Politics: August 1998 Archives
If that is my lot in life, I suppose I can deal with it. I am a bigot. A racist. A pitiful dog. Oh, and I hate women.
And I have proof.
I am unable to see how the actions of Mike Barnicle and the actions of Patricia Smith are similar. I am unable to comprehend why just because the latter was fired for making up people who never existed and knowingly presenting her fabrications as facts in her columns means that the former, who stole someone else's jokes (intentionally or not), should also be fired.
And yet the NAACP and many Globe employees are protesting that the Boston Globe, the newspaper who fired one and not the other, has double standards.
The reason Smith was fired is not because she lied. It is not because she waged a deliberate fraud on her readers and her co-workers. (Although, these reasons alone are sufficient to not only fire her, but to make her case distinct from Barnicle's).
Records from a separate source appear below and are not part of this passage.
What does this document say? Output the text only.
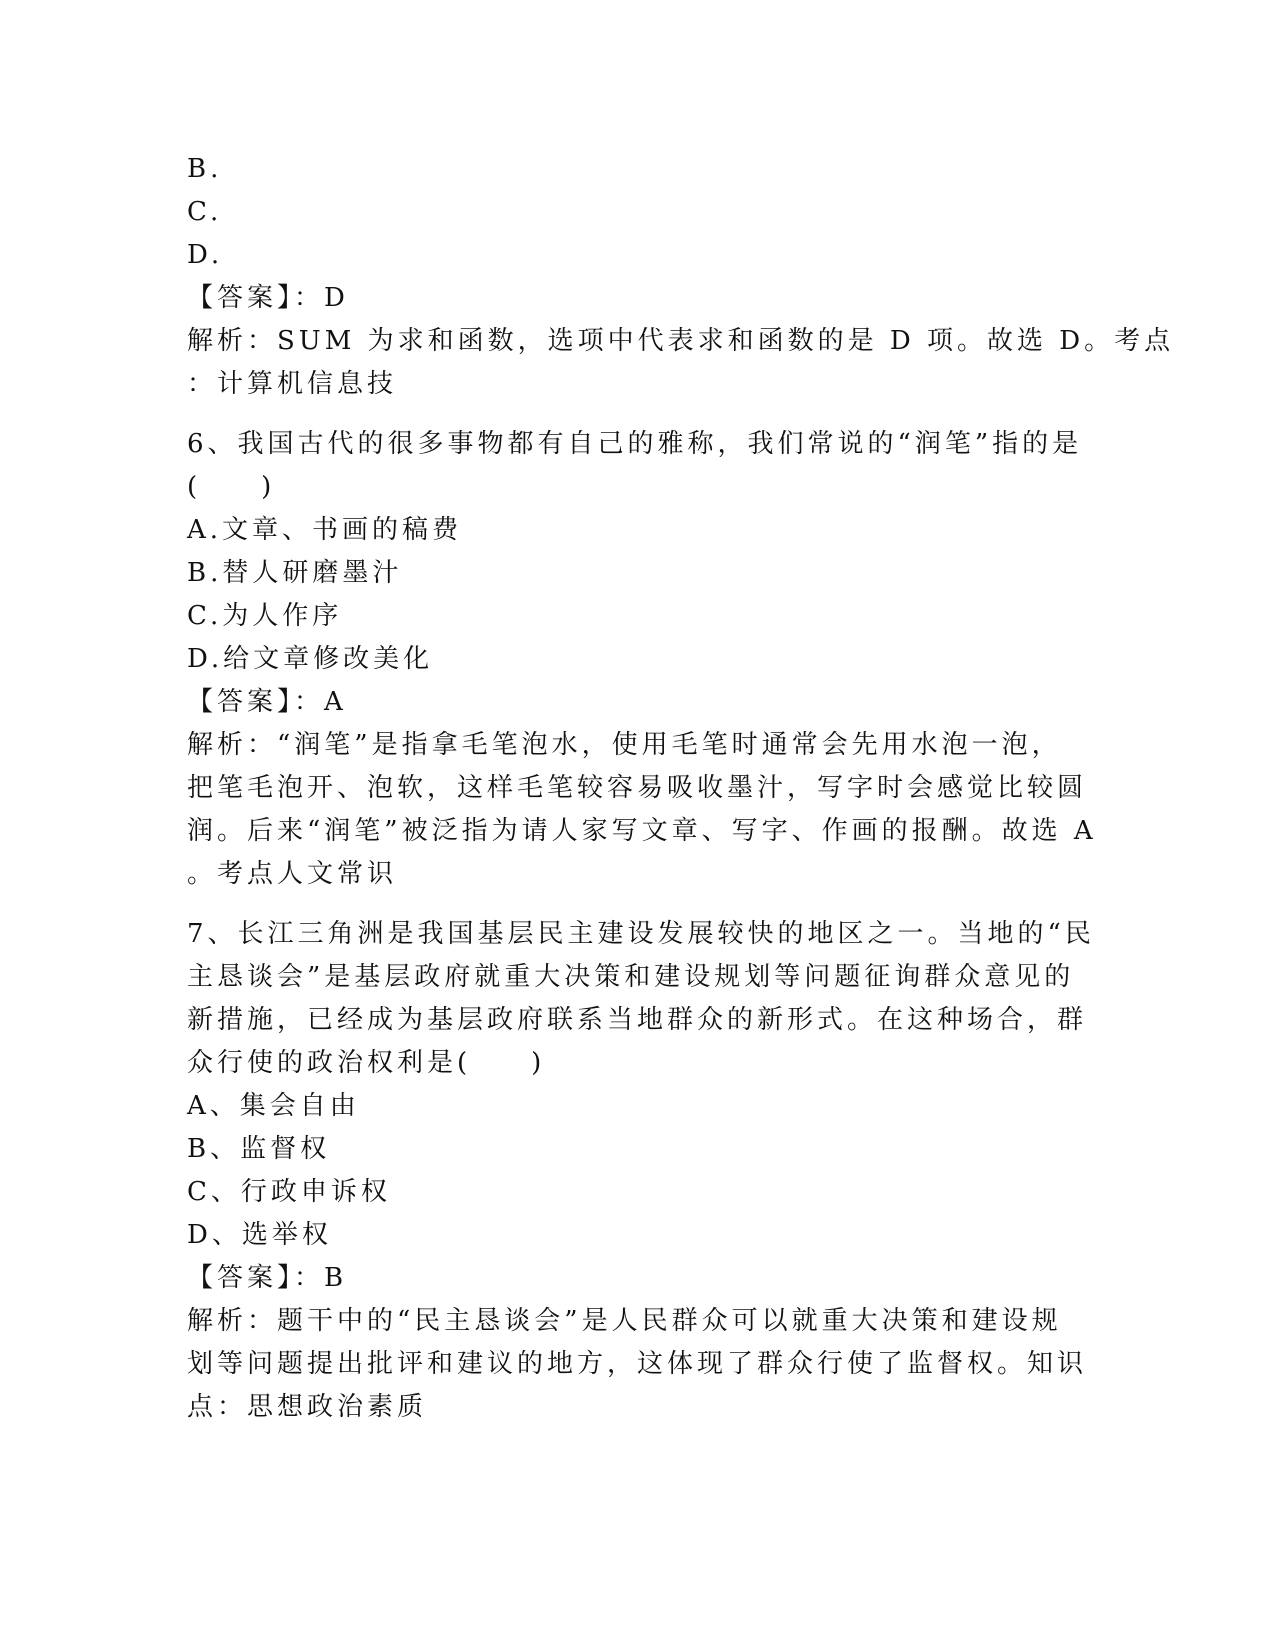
B.
C.
D.
【答案】：D
解析：SUM 为求和函数，选项中代表求和函数的是 D 项。故选 D。考点
：计算机信息技
6、我国古代的很多事物都有自己的雅称，我们常说的“润笔”指的是
(　　)
A.文章、书画的稿费
B.替人研磨墨汁
C.为人作序
D.给文章修改美化
【答案】：A
解析：“润笔”是指拿毛笔泡水，使用毛笔时通常会先用水泡一泡，
把笔毛泡开、泡软，这样毛笔较容易吸收墨汁，写字时会感觉比较圆
润。后来“润笔”被泛指为请人家写文章、写字、作画的报酬。故选 A
。考点人文常识
7、长江三角洲是我国基层民主建设发展较快的地区之一。当地的“民
主恳谈会”是基层政府就重大决策和建设规划等问题征询群众意见的
新措施，已经成为基层政府联系当地群众的新形式。在这种场合，群
众行使的政治权利是(　　)
A、集会自由
B、监督权
C、行政申诉权
D、选举权
【答案】：B
解析：题干中的“民主恳谈会”是人民群众可以就重大决策和建设规
划等问题提出批评和建议的地方，这体现了群众行使了监督权。知识
点：思想政治素质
She was fired because today more than ever, a news organization is only worth something if it can be trusted, and Smith demonstrated she could not be trusted by her readers.
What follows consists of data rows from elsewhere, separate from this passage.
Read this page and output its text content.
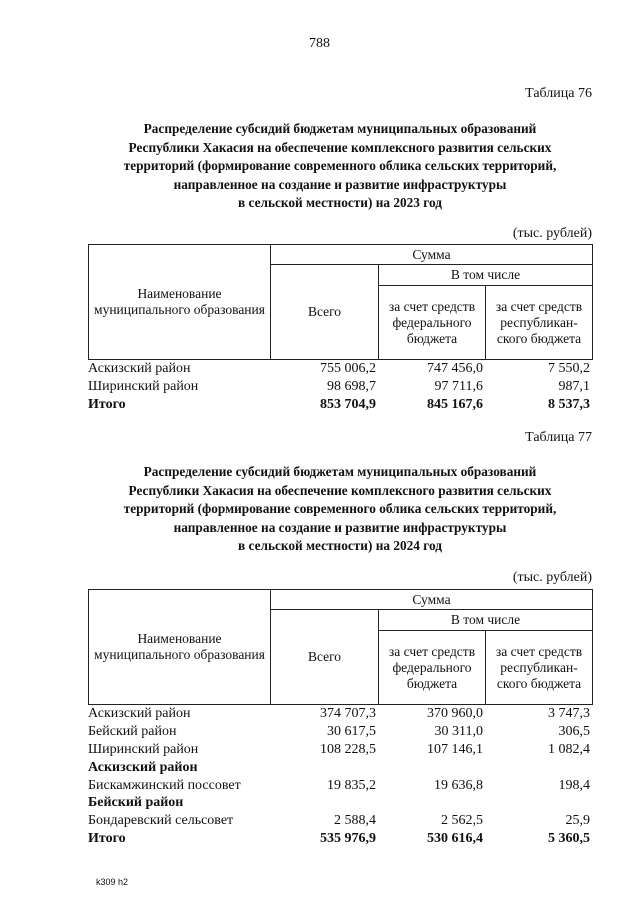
788
Таблица 76
Распределение субсидий бюджетам муниципальных образований
Республики Хакасия на обеспечение комплексного развития сельских
территорий (формирование современного облика сельских территорий,
направленное на создание и развитие инфраструктуры
в сельской местности) на 2023 год
(тыс. рублей)
Наименование муниципального образования	Сумма		
	Всего	В том числе	
		за счет средств федерального бюджета	за счет средств республикан-ского бюджета
Аскизский район	755 006,2	747 456,0	7 550,2
Ширинский район	98 698,7	97 711,6	987,1
Итого	853 704,9	845 167,6	8 537,3
Таблица 77
Распределение субсидий бюджетам муниципальных образований
Республики Хакасия на обеспечение комплексного развития сельских
территорий (формирование современного облика сельских территорий,
направленное на создание и развитие инфраструктуры
в сельской местности) на 2024 год
(тыс. рублей)
Наименование муниципального образования	Сумма		
	Всего	В том числе	
		за счет средств федерального бюджета	за счет средств республикан-ского бюджета
Аскизский район	374 707,3	370 960,0	3 747,3
Бейский район	30 617,5	30 311,0	306,5
Ширинский район	108 228,5	107 146,1	1 082,4
Аскизский район			
Бискамжинский поссовет	19 835,2	19 636,8	198,4
Бейский район			
Бондаревский сельсовет	2 588,4	2 562,5	25,9
Итого	535 976,9	530 616,4	5 360,5
k309 h2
Without the trust of your readers/viewers/listeners, you might as well pack it up now and go home. Nothing is more important than trust in the news business. She was fired because if she stayed on staff, the Globe could not be trusted.
What rational person would cease to trust Barnicle now? These are jokes, son. I am skeptical that even the suspension he got was deserved, though Barnicle was wrong. He should have done his best to make sure the material was not copyrighted in some fashion. If he did know about it, then he is doubly wrong. But even if he knew (which is unlikely, as he would also have known he would get caught), so what? They are JOKES. They are not made-up homeless kids, they are not fabricated sources about using nerve gas on American troops. They are JOKES.
But 53 Globe employees whine that there is an "appearance of double standard that allows one individual to ignore journalistic principles other reporters must follow."
I am a journalist by training, and while I don't condone the act, I never considered the use of "Take my wife, please!" in a column to be in a serious violation of journalistic principles.
But it gets worse, and here is where I become a racist-bigot-misogynist-homophobe (we'll throw that last one in for good luck, you never know when it might come in handy). The NAACP said the move reflects "a double standard that has both racial and gender implications." I just don't get it at all. I can only conclude that I must be a bigot, because if I weren't, then I suppose the Globe's not firing Mike Barnicle would be obviously evil to me.
Patricia Smith is a liar, guilty of fraud, who should never be allowed to report for a respectable news organization as long as she lives. She happens to be black and female. Mike Barnicle mistakenly lifted a couple of jokes from George Carlin. He happens to be white and male, and a bit on the conservative side, to boot. Shame on him.
Breathe deep, play Jesse Jackson reruns on the VCR, and it will all become clear.